The family of a French explorer who was aboard the Titan submersible, the vessel that imploded last year during its failed mission to explore the Titanic wreckage, killing all five people aboard, has filed a wrongful-death lawsuit against the craft’s manufacturer, OceanGate Expeditions.

Paul-Henri Nargeolet, a French explorer whose deep knowledge of the sunken ship earned him the nickname “Mr Titanic”, was hired to assist OceanGate, a Washington state-based ocean exploration company, during the Titan’s journey to the Titanic.

But the company and its founder, Richard Stockton Rush III, who also died aboard the vessel, misled Nargeolet about how the submersible was built, according to the lawsuit filed in King County, Washington.

“Mr Rush confessed to a ‘mission specialist’ on one Titanic voyage that he had ‘gotten the carbon fiber used to make the Titan at a big discount from Boeing because it was past its shelf life for use in airplanes’,” according to the lawsuit, which the Houston-based law firms Buzbee Law Firm and Schecter, Shaffer & Harris said was filed Tuesday.

The lawsuit also accuses Rush of negligence for a variety of reasons, including falsely advertising a “crackling noise” that was said to be an advanced “safety” feature to alert crew members when to abort a mission.

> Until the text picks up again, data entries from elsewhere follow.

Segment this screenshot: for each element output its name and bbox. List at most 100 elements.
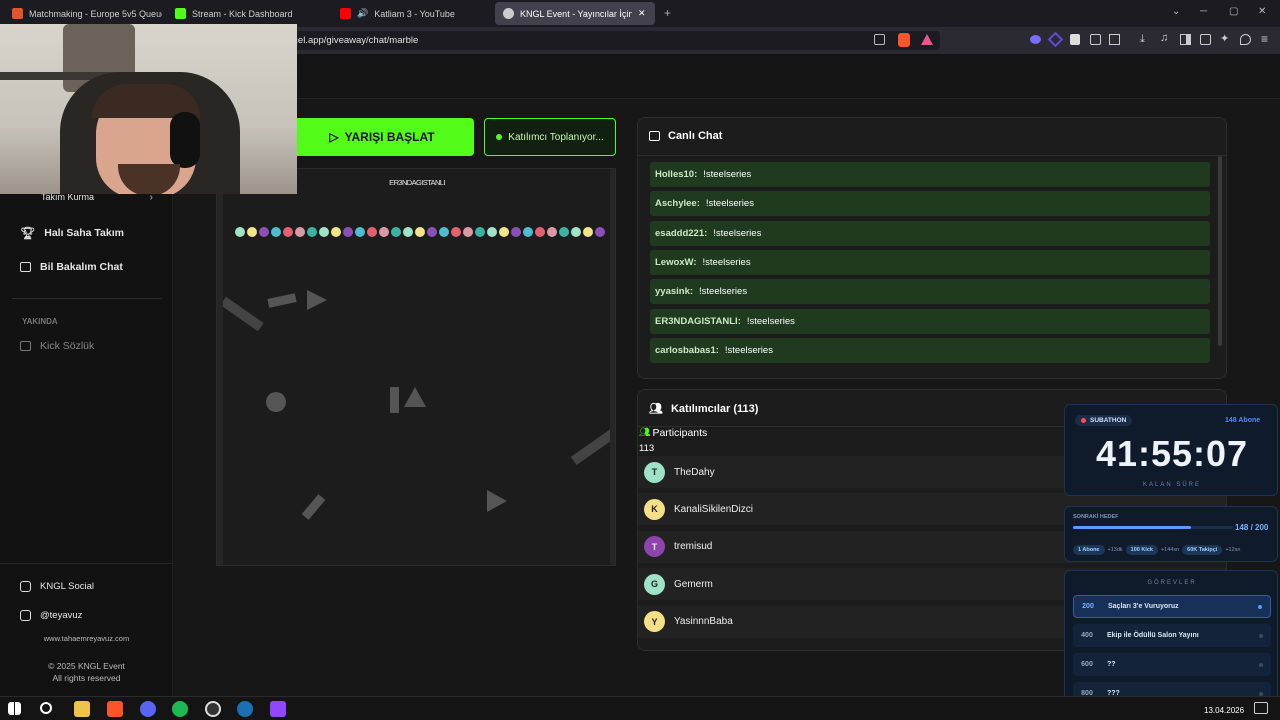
tab-list-chevron-icon[interactable]: ⌄ bbox=[1172, 6, 1180, 17]
sidebar-toggle-icon[interactable] bbox=[1180, 34, 1191, 45]
goal-chip: 1 Abone bbox=[1073, 545, 1105, 555]
chat-scrollbar[interactable] bbox=[1218, 156, 1222, 346]
participant-avatar: Y bbox=[644, 611, 665, 633]
social-link[interactable]: KNGL Social bbox=[20, 581, 94, 592]
chat-divider bbox=[638, 155, 1226, 156]
new-tab-button[interactable]: + bbox=[664, 6, 671, 20]
marble bbox=[367, 227, 377, 237]
sidebar-divider bbox=[12, 298, 162, 299]
obstacle-triangle bbox=[487, 490, 507, 512]
social-label: KNGL Social bbox=[40, 581, 95, 592]
participant-name: YasinnnBaba bbox=[674, 616, 733, 628]
instagram-icon bbox=[20, 610, 31, 621]
leo-ai-icon[interactable]: ✦ bbox=[1220, 32, 1229, 45]
close-window-button[interactable]: ✕ bbox=[1258, 6, 1266, 17]
music-icon[interactable]: ♫ bbox=[1160, 32, 1168, 44]
vpn-icon[interactable] bbox=[1240, 34, 1251, 45]
file-explorer-icon[interactable] bbox=[74, 701, 90, 717]
chat-username: Holles10: bbox=[655, 169, 698, 180]
steam-icon[interactable] bbox=[237, 701, 253, 717]
participant-name: KanaliSikilenDizci bbox=[674, 503, 753, 515]
handle-link[interactable]: @teyavuz bbox=[20, 610, 82, 621]
obstacle-triangle bbox=[404, 387, 426, 407]
participant-avatar: K bbox=[644, 498, 665, 520]
task-number: 600 bbox=[1081, 661, 1093, 668]
marble bbox=[571, 227, 581, 237]
brave-shield-icon[interactable] bbox=[898, 33, 910, 47]
sidebar-item-bil-bakalim[interactable]: Bil Bakalım Chat bbox=[20, 261, 123, 273]
extension-icon[interactable] bbox=[1070, 34, 1080, 45]
chat-text: !steelseries bbox=[702, 256, 751, 268]
tab-label: Stream - Kick Dashboard bbox=[192, 8, 293, 19]
twitch-icon[interactable] bbox=[270, 701, 286, 717]
screenshot-icon[interactable] bbox=[1109, 34, 1120, 45]
board-wall-left bbox=[217, 169, 223, 565]
marble bbox=[463, 227, 473, 237]
wallet-icon[interactable] bbox=[1200, 34, 1211, 45]
chat-message: carlosbabas1: !steelseries bbox=[650, 337, 1210, 363]
goal-progress-fill bbox=[1073, 526, 1192, 529]
download-icon[interactable]: ⤓ bbox=[1140, 33, 1145, 46]
marble bbox=[511, 227, 521, 237]
obstacle-triangle bbox=[307, 290, 327, 310]
minimize-button[interactable]: ─ bbox=[1200, 6, 1207, 17]
discord-icon[interactable] bbox=[140, 701, 156, 717]
brave-browser-icon[interactable] bbox=[107, 701, 123, 717]
rights-text: All rights reserved bbox=[52, 673, 121, 683]
extension-icon[interactable] bbox=[1047, 31, 1064, 48]
start-race-button[interactable]: ▷ YARIŞI BAŞLAT bbox=[290, 118, 474, 156]
task-row: 400 Ekip ile Ödüllü Salon Yayını bbox=[1073, 624, 1271, 647]
tab-kick-dashboard[interactable]: Stream - Kick Dashboard bbox=[167, 2, 327, 25]
website-link[interactable]: www.tahaemreyavuz.com bbox=[0, 634, 173, 643]
chat-text: !steelseries bbox=[699, 286, 748, 298]
puzzle-icon[interactable] bbox=[1090, 34, 1101, 45]
spotify-icon[interactable] bbox=[172, 701, 188, 717]
collecting-participants-button[interactable]: Katılımcı Toplanıyor... bbox=[484, 118, 616, 156]
menu-icon[interactable]: ≡ bbox=[1261, 32, 1268, 46]
chat-username: ER3NDAGISTANLI: bbox=[655, 315, 741, 327]
trophy-icon: 🏆︎ bbox=[20, 226, 36, 240]
task-number: 200 bbox=[1082, 603, 1094, 610]
windows-start-icon[interactable] bbox=[8, 702, 21, 715]
participant-name: Gemerm bbox=[674, 578, 713, 590]
tab-label: KNGL Event - Yayıncılar İçin Etki bbox=[520, 8, 632, 19]
notification-icon[interactable] bbox=[1254, 702, 1268, 714]
marble-race-board[interactable]: ER3NDAGISTANLI bbox=[216, 168, 616, 566]
chat-message: Holles10: !steelseries bbox=[650, 162, 1210, 187]
handle-label: @teyavuz bbox=[40, 610, 83, 621]
globe-icon bbox=[503, 8, 514, 19]
next-goal-widget: SONRAKİ HEDEF 148 / 200 1 Abone +13dk 100 … bbox=[1064, 506, 1278, 562]
chat-text: !steelseries bbox=[705, 198, 754, 210]
instagram-icon bbox=[20, 581, 31, 592]
task-text: ?? bbox=[1107, 661, 1116, 668]
close-tab-icon[interactable]: ✕ bbox=[638, 8, 646, 19]
maximize-button[interactable]: ▢ bbox=[1229, 6, 1238, 17]
obs-icon[interactable] bbox=[205, 701, 221, 717]
search-icon[interactable] bbox=[40, 702, 52, 714]
speaker-icon[interactable]: 🔊 bbox=[357, 8, 368, 19]
extension-icon[interactable] bbox=[1030, 35, 1041, 44]
chat-message: esaddd221: !steelseries bbox=[650, 220, 1210, 246]
tab-matchmaking[interactable]: Matchmaking - Europe 5v5 Queue - bbox=[4, 2, 162, 25]
tasks-list: 200 Saçları 3'e Vuruyoruz 400 Ekip ile Ödül… bbox=[1065, 595, 1279, 705]
faceit-icon bbox=[12, 8, 23, 19]
marble bbox=[403, 227, 413, 237]
copyright-text: © 2025 KNGL Event bbox=[48, 661, 125, 671]
participants-title: Katılımcılar (113) bbox=[670, 402, 759, 415]
obstacle-bar bbox=[267, 293, 297, 308]
subscriber-count: 148 Abone bbox=[1225, 417, 1261, 424]
subathon-label: SUBATHON bbox=[1090, 417, 1127, 424]
chat-icon bbox=[649, 131, 660, 141]
kick-icon bbox=[175, 8, 186, 19]
webcam-overlay bbox=[0, 24, 297, 194]
tab-youtube[interactable]: 🔊 Katliam 3 - YouTube bbox=[332, 2, 490, 25]
url-field[interactable]: rcel.app/giveaway/chat/marble bbox=[210, 31, 940, 50]
board-wall-right bbox=[610, 169, 615, 565]
sidebar-item-hali-saha[interactable]: 🏆︎ Halı Saha Takım bbox=[20, 226, 124, 240]
task-number: 400 bbox=[1081, 632, 1093, 639]
marble bbox=[439, 227, 449, 237]
marble bbox=[547, 227, 557, 237]
tab-kngl-event[interactable]: KNGL Event - Yayıncılar İçin Etki ✕ bbox=[495, 2, 655, 25]
brave-rewards-icon[interactable] bbox=[921, 34, 933, 45]
share-icon[interactable] bbox=[874, 34, 885, 45]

In reality, the lawsuit says that sound “is nothing more than the detection of a possibly imminent failure of the carbon fiber hull.”

The suit, which the firms said was the first to be filed against OceanGate over the implosion, is seeking more than US$50mil.

Representatives for OceanGate, Rush’s widow and the other four plaintiffs - one employee of OceanGate and four businesses that the lawsuit says assisted in manufacturing the submersible - did not immediately respond to emails requesting comment.

OceanGate Expeditions said on its website that it “has suspended all exploration and commercial operations.”

Nargeolet’s family could not be reached.

On June 18, 2023, roughly 90 minutes after the submersible and its five crew members began descending into the waters of the North Atlantic Ocean where the wreck of the Titanic rests on the sea floor, the submersible dropped its weights “indicating that the team had aborted” the journey, the lawsuit says.

Investigators said the vessel’s carbon fiber and titanium body imploded under the immense pressure of the ocean as it dived. Exactly how the vessel imploded has yet to be determined. Hamish Harding, Suleman Dawood and his father, Shahzada Dawood, also died.

Since the tragedy, deep sea explorers have been pushing for greater international regulation to bar another disaster. They want to close the gap that OceanGate exploited in eschewing the voluntary safety certifications the industry uses to reduce the substantial risks for deep divers.

For years, starting in 2018, Rush brushed aside warnings that the sub’s maverick design was destined to fail.

Before entering the Titan submersible, crew members had to sign a waiver acknowledging that they could die during the exploration. But the lawsuit says that the release was “insufficient” and did not disclose all of the risks of the submersible.

The lawsuit has calculated millions of dollars in damages from the emotional and financial damages that Nargeolet’s death caused his family and his suffering before his death.

“Common sense dictates that the crew were well aware they were going to die, before dying,” the lawsuit says.

“We are hopeful that through this lawsuit we can get answers for the family as to exactly how this happened, who all were involved, and how those involved could allow this to happen,” Tony Buzbee, one of the lawyers bringing the case, said in a statement.